Administración y Seguridad Social. Pero no se señalan las acciones para subsanarlos, ni mucho menos sé explica por qué motivos se ha permitido su progresivo agravamiento durante estos dos últimos años. No hay, en definitiva, una voluntad de auténtico reformismo, ni se quiere adoptar el compromiso de abordar en profundidad la reconversión de todo el sector público -ineficaz e improductivo como pocos- más allá de cubrir sus crecientes déficit a medias entre la aparición de nuevos impuestos y el hábil camufiaje de gastos en sucesivos presupuestos. Un ejemplo -certeramente señalado por CEOE- es la solución adoptada para reducir el desajuste de 400.000 millones de pesetas, calculado para el presente año, recurriendo a un nuevo impuesto sobre el carburante, al amparo de la última subida de julio.

Podrían señalarse muchas ausencias y no pocas deficiencias más. Ni una línea del programa se refiere a la agricultura, actividad que ocupa a más del 20% de la población activa. Tampoco se hace referencia al sector turístico, principal fuente de divisas y en situación difícil ahora mismo. Pero lo más sorprendente acaso sea la exclusiva referencia a la futura integración en la CEE, incluida -quizá por lo inevitable- en el apartado de política arancelaria. A nadie escapa que, además de la evidente crisis, la entrada en el área del Mercado Común comportará para este país una reconversión profunda. de todas sus estructuras económicas. Parece lógico que las transformaciones obligadas por la caducidad de nuestro modelo económico se realizarán con la mirada puesta en ese horizonte. No se deduce lo mismo tras la lectura del programa.

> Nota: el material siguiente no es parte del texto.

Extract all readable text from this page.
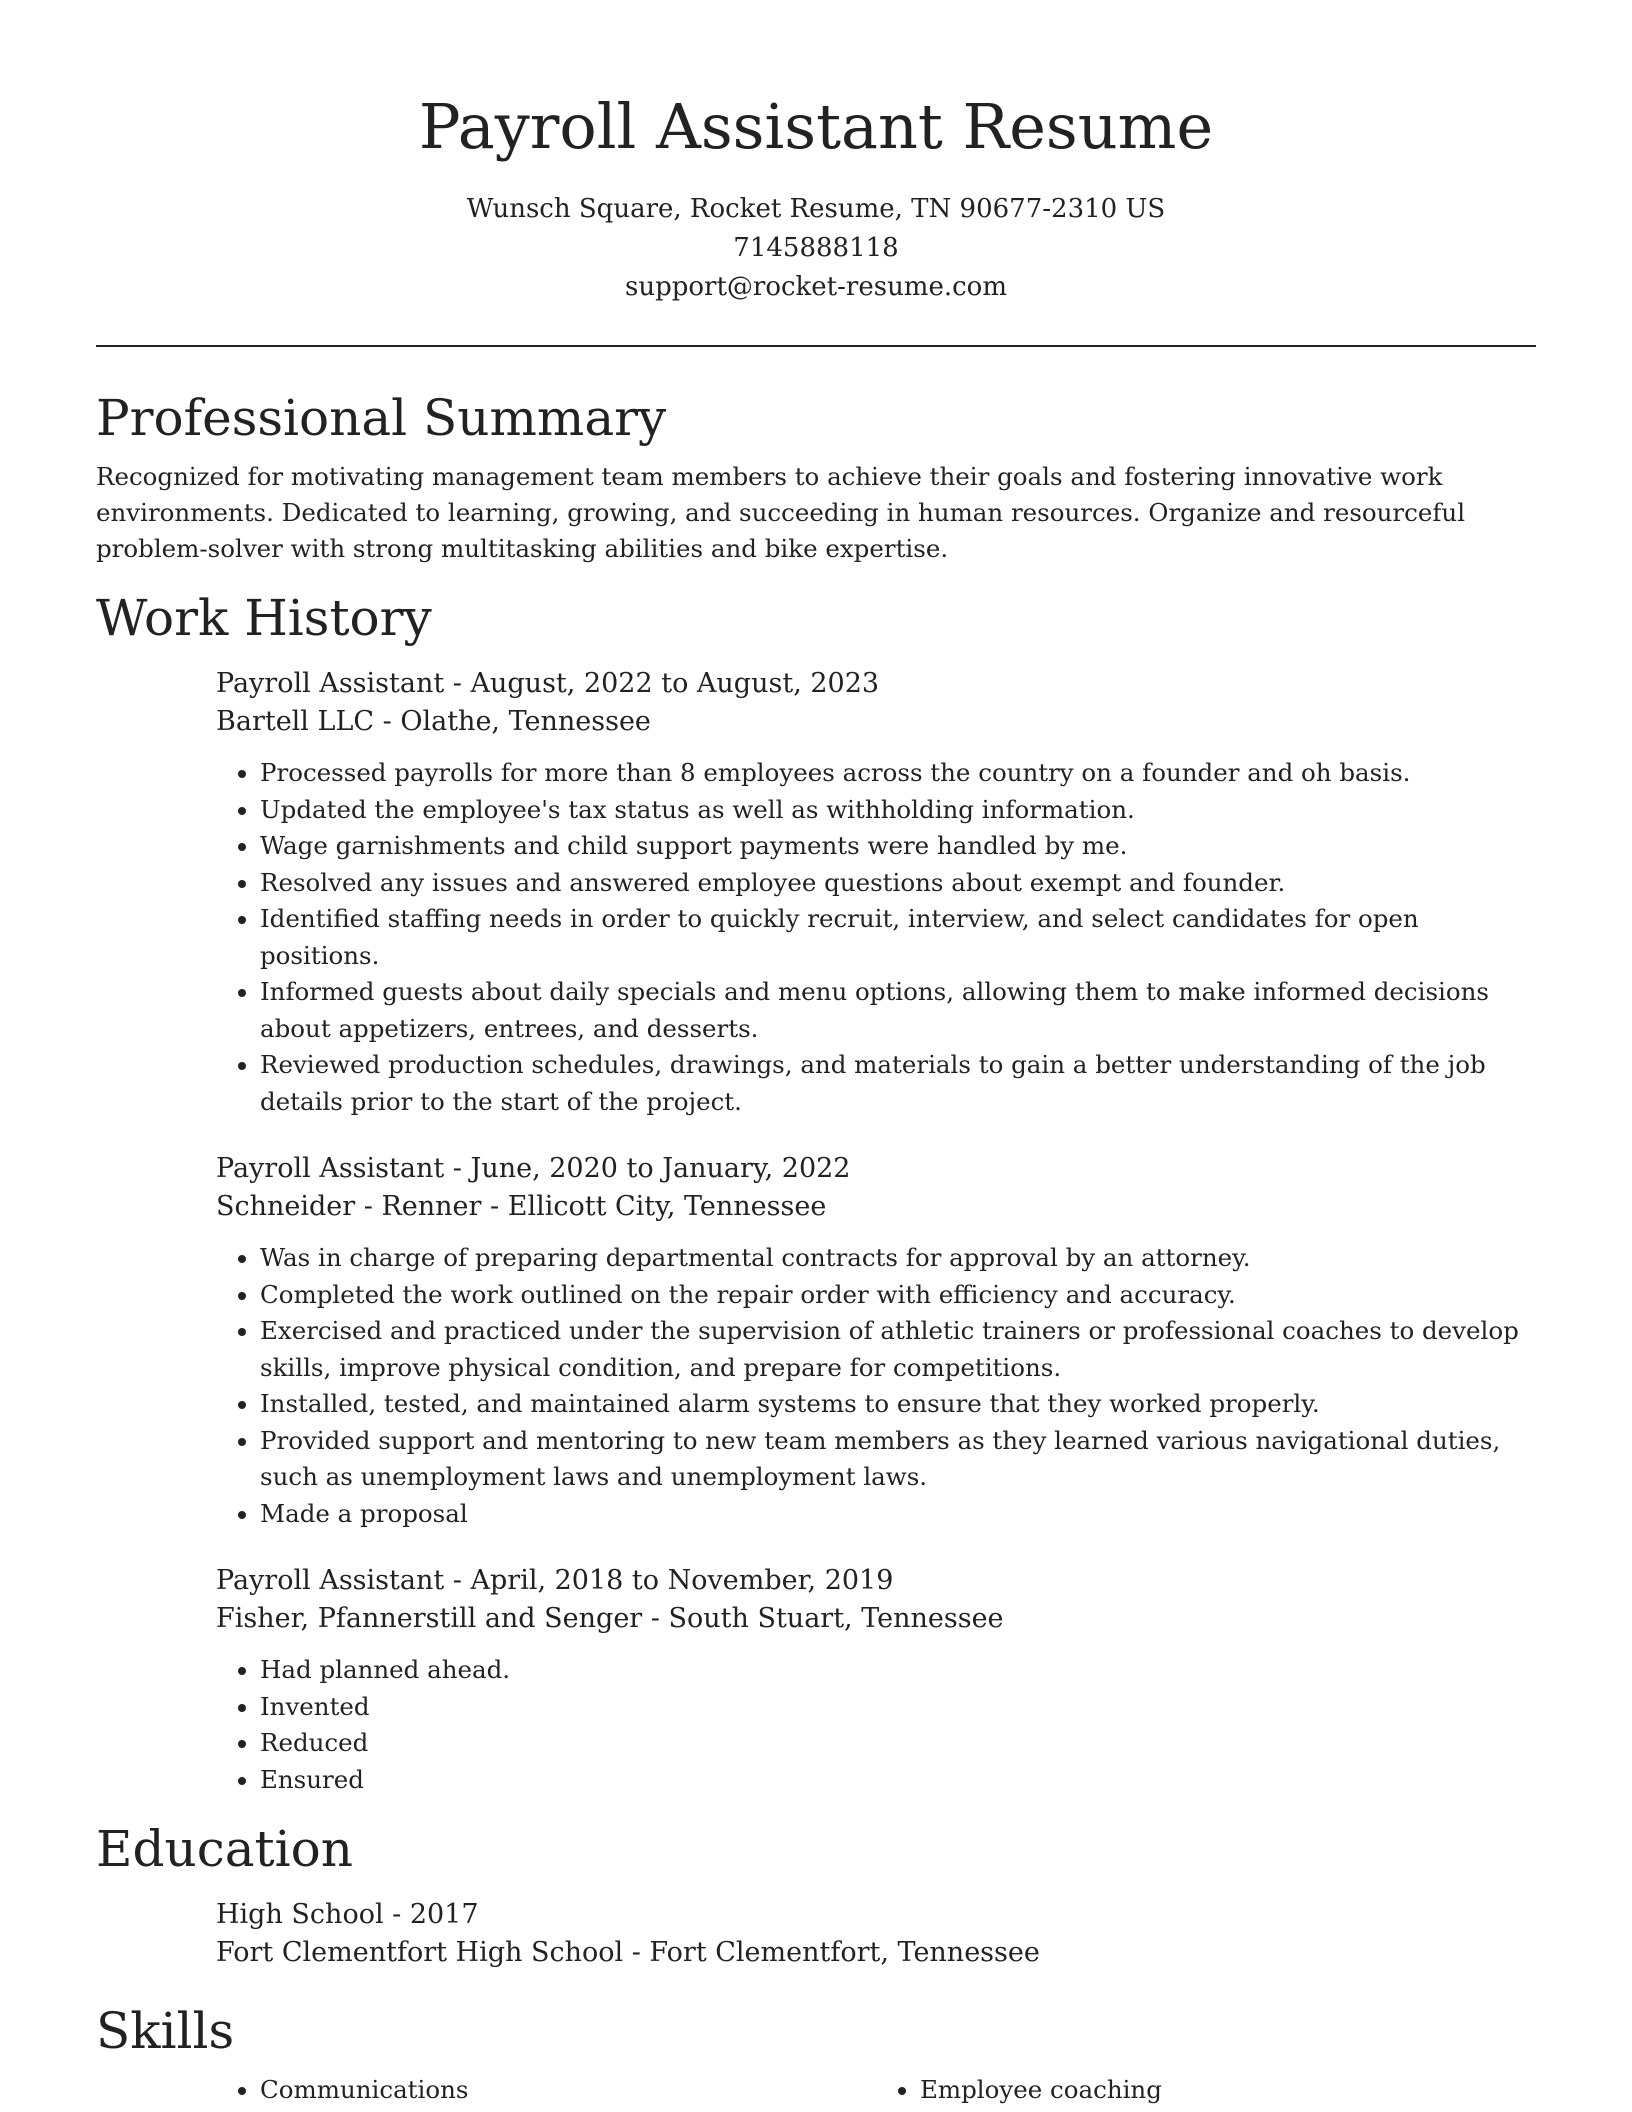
Payroll Assistant Resume
Wunsch Square, Rocket Resume, TN 90677-2310 US
7145888118
support@rocket-resume.com
Professional Summary

Recognized for motivating management team members to achieve their goals and fostering innovative work environments. Dedicated to learning, growing, and succeeding in human resources. Organize and resourceful problem-solver with strong multitasking abilities and bike expertise.

Work History
Payroll Assistant - August, 2022 to August, 2023
Bartell LLC - Olathe, Tennessee
• Processed payrolls for more than 8 employees across the country on a founder and oh basis.
• Updated the employee's tax status as well as withholding information.
• Wage garnishments and child support payments were handled by me.
• Resolved any issues and answered employee questions about exempt and founder.
• Identified staffing needs in order to quickly recruit, interview, and select candidates for open positions.
• Informed guests about daily specials and menu options, allowing them to make informed decisions about appetizers, entrees, and desserts.
• Reviewed production schedules, drawings, and materials to gain a better understanding of the job details prior to the start of the project.
Payroll Assistant - June, 2020 to January, 2022
Schneider - Renner - Ellicott City, Tennessee
• Was in charge of preparing departmental contracts for approval by an attorney.
• Completed the work outlined on the repair order with efficiency and accuracy.
• Exercised and practiced under the supervision of athletic trainers or professional coaches to develop skills, improve physical condition, and prepare for competitions.
• Installed, tested, and maintained alarm systems to ensure that they worked properly.
• Provided support and mentoring to new team members as they learned various navigational duties, such as unemployment laws and unemployment laws.
• Made a proposal
Payroll Assistant - April, 2018 to November, 2019
Fisher, Pfannerstill and Senger - South Stuart, Tennessee
• Had planned ahead.
• Invented
• Reduced
• Ensured
Education
High School - 2017
Fort Clementfort High School - Fort Clementfort, Tennessee
Skills
• Communications
•	Employee coaching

Volviendo al principio, lo más preocupante de todo es la apatía y el desinterés con que no sólo el programa, sino la propia crisis, están siendo afrontados. Cada fuerza, social o política, procura sacar exclusivamente su propio provecho en este y otros temas. Sería hasta lícito si además contribuyera a solventarlos o, al menos, diseñar una alternativa realista y coherente para afrontarlos. No lo es de este modo.

Cuando hasta el principal partido de la oposición declara haber esperado para formular su programa económico que el Gobierno publicara el suyo, las centrales sindicales circunscriben sus peticiones a mayores salarios, bajo amenaz,as de otoños calientes, y los empresarios insisten machaconamente en que se autorice el despido libre, sólo cabe pensar que, o bien se ha alcanzado un consenso para la inhibición, o nadie ha entendido nada.